No, what we’d crave, what we’d be absolutely right to crave, is for the plot to end satisfyingly… bare minimum you’d want for the sister who had been wronged to get to give this incredible excoriating speech that made the parents and her sister realize what they had created. But if you were really honest, you’d probably love some sort of brilliant plot that would flip the family dynamic on its head.
No really, give this a try
You’re smart. I bet after reading this you’re ready with points and counter-factuals and just absolute rhetorical flex-bombs. But please, trust me. I’m actually not trying to argue here. Instead, I’m appealing to your kindness and love and generosity and emotional intelligence in asking you to actually give this a college try. Our neighbors are literally dying here, which means this is the textbook example of “the least we can do.”
Let’s begin with a baby step. For a week, set aside questions of whether or not people are judging YOU, about whether you can prove that you’re not actually racist….seriously, just put it all aside.

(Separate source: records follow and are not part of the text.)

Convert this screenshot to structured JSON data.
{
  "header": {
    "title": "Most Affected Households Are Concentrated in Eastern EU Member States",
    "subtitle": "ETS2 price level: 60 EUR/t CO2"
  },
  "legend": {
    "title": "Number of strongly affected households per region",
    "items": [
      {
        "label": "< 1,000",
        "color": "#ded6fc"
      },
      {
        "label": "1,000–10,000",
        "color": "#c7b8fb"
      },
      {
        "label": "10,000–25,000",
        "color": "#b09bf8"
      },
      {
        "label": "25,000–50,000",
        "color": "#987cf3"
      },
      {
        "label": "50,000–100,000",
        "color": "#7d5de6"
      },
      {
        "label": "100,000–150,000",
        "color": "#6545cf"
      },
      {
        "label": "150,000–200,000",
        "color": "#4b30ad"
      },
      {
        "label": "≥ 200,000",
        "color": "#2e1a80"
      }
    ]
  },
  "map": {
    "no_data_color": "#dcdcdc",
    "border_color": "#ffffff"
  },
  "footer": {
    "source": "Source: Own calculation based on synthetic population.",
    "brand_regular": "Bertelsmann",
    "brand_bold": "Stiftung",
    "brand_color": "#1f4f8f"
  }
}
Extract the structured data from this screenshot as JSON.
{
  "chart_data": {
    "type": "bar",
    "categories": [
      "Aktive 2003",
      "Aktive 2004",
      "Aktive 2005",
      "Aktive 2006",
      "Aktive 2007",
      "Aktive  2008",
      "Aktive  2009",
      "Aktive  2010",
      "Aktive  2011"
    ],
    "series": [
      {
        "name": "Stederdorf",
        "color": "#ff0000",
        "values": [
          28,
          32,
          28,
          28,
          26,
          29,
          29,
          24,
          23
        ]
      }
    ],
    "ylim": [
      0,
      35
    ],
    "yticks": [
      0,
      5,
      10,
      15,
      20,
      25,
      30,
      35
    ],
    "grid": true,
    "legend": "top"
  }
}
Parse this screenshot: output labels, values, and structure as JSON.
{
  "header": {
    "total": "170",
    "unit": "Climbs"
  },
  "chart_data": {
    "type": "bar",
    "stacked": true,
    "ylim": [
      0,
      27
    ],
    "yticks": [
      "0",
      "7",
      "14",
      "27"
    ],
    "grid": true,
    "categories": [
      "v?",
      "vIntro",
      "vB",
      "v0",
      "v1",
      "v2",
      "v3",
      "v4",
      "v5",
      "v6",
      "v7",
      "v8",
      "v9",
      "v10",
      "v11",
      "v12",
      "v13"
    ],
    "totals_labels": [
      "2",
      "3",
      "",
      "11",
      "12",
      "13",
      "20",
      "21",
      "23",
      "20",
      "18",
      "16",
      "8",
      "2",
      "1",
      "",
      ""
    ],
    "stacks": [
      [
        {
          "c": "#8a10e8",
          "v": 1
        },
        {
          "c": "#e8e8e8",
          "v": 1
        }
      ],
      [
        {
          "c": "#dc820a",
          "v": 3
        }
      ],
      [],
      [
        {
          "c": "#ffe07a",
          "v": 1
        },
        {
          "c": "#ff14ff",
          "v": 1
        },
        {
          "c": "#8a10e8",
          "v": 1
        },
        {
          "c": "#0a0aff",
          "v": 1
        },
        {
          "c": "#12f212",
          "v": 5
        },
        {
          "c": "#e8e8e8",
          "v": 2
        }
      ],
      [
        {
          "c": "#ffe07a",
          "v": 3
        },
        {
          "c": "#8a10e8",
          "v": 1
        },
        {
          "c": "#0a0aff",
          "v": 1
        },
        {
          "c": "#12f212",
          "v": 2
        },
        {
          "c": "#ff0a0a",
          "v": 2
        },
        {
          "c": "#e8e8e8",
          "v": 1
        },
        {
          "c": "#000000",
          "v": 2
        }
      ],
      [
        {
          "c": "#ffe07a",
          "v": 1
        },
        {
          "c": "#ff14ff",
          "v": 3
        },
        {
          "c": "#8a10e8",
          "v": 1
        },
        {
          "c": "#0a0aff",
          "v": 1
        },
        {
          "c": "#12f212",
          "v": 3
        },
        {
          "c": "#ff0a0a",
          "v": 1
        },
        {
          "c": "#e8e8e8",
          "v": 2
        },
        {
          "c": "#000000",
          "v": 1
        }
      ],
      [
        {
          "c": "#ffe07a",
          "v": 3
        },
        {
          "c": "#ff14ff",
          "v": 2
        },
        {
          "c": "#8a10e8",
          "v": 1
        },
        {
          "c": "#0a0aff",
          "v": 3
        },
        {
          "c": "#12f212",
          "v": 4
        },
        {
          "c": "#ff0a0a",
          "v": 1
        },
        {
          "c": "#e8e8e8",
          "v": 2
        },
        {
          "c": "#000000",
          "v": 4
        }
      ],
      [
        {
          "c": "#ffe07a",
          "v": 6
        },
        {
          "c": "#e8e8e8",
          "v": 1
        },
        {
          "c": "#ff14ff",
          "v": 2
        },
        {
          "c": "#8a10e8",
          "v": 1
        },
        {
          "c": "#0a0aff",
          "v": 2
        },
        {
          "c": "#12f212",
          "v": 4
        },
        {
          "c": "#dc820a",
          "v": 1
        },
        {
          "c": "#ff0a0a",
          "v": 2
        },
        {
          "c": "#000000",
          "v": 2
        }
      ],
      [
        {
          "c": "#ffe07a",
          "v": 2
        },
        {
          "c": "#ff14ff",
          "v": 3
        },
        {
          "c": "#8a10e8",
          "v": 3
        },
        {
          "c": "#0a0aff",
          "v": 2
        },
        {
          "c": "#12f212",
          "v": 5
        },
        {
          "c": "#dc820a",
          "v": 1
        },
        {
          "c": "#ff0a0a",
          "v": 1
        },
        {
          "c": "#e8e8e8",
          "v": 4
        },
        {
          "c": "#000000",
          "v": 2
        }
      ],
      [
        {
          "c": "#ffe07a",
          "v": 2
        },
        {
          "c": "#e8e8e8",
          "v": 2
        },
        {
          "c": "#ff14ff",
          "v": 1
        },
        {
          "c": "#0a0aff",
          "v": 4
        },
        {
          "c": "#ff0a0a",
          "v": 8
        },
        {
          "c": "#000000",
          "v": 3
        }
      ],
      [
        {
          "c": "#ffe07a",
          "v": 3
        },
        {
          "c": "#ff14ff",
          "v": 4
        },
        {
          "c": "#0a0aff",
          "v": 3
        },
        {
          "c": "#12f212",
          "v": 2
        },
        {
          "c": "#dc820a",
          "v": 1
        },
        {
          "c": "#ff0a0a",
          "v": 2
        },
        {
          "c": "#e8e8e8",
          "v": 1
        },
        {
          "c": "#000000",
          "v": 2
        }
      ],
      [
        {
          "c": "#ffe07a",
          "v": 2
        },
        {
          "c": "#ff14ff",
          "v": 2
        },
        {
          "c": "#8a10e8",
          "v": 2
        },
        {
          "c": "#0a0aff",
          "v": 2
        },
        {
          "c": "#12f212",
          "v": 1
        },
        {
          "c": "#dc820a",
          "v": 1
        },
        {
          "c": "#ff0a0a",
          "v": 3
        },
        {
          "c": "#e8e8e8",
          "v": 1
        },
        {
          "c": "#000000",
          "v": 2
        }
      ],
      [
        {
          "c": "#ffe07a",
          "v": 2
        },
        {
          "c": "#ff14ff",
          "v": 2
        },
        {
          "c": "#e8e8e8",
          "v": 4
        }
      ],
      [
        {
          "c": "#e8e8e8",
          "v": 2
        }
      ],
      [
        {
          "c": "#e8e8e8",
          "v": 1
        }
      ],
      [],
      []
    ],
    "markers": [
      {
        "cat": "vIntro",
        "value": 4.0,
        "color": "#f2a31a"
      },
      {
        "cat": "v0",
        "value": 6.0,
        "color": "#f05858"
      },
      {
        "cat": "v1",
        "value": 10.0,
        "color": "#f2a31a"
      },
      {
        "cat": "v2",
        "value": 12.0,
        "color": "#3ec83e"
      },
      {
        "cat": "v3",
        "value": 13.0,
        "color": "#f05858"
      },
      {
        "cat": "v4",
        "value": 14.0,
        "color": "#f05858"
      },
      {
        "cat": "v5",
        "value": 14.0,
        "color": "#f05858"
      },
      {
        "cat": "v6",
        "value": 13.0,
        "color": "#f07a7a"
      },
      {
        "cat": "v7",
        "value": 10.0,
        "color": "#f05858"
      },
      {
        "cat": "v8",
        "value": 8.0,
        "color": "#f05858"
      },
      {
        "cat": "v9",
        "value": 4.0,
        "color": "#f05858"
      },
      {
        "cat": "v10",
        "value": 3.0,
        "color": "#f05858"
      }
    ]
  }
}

Instead, not in the spirit of internet argumentation but in the spirit of love and neighborliness, really try, for a week, to actually believe not that the world or reality you know is wrong, but that folks of color live in an entirely different world and reality where the playing field is only level for folks who look like you and me. Legitimately force yourself to imagine a reality where race doesn’t ENTER the room when it’s brought up explicitly, but where it’s always there, setting the rules, establishing winners and losers, presenting barriers to be overcome. Go back to that italicized list I wrote above and replace all that “what if ____ were true” language with an unequivocal “YO! THIS IS TRUE AND IT AIN’T RIGHT!”
I promise you that doing so won’t all of a sudden prove that you’re a “bad person” — that’s not my intention here at all. Instead, my hope is that stepping out of yourself and your reality for a week, asking the question “In what way is race and racism playing into this space even if I don’t see it?” will help some of those emotions you feel move from isolation to empathy. You don’t like being judged on the basis of your race? Absolutely! Neither do folks of color… all the time. You don’t like when race or racism makes things feel tense? How hard would that be to have that be an ever present reality? Right?
So, I meant it. I do want to talk. I want to hear about you, about your goodness as a person and a neighbor. But what I really want to hear comes after you give this a try. I want to hear what kind of a neighbor, friend, colleague and American this makes you want to be. I want you to tell me how I can be better too. And I want to learn from and with you and other white folks. I bet you can imagine how tiring this is for our friends and colleagues of color to lead this work alone, to try to transform what you and I see without us helping. I honestly hope you and I can start doing that work for each other.
Thanks for listening and for talking about us. I’m signing off right now, but please trust me... I feel no smugness here, nor any judgment for you that I don’t hold for myself. I’m sorry that I haven’t reached out sooner. I’m sorry that we’ve done less work. I’m sorry we didn’t do it in time for Alton Sterling. I’m sorry we haven’t done it for hundreds of others. Let’s not waste more.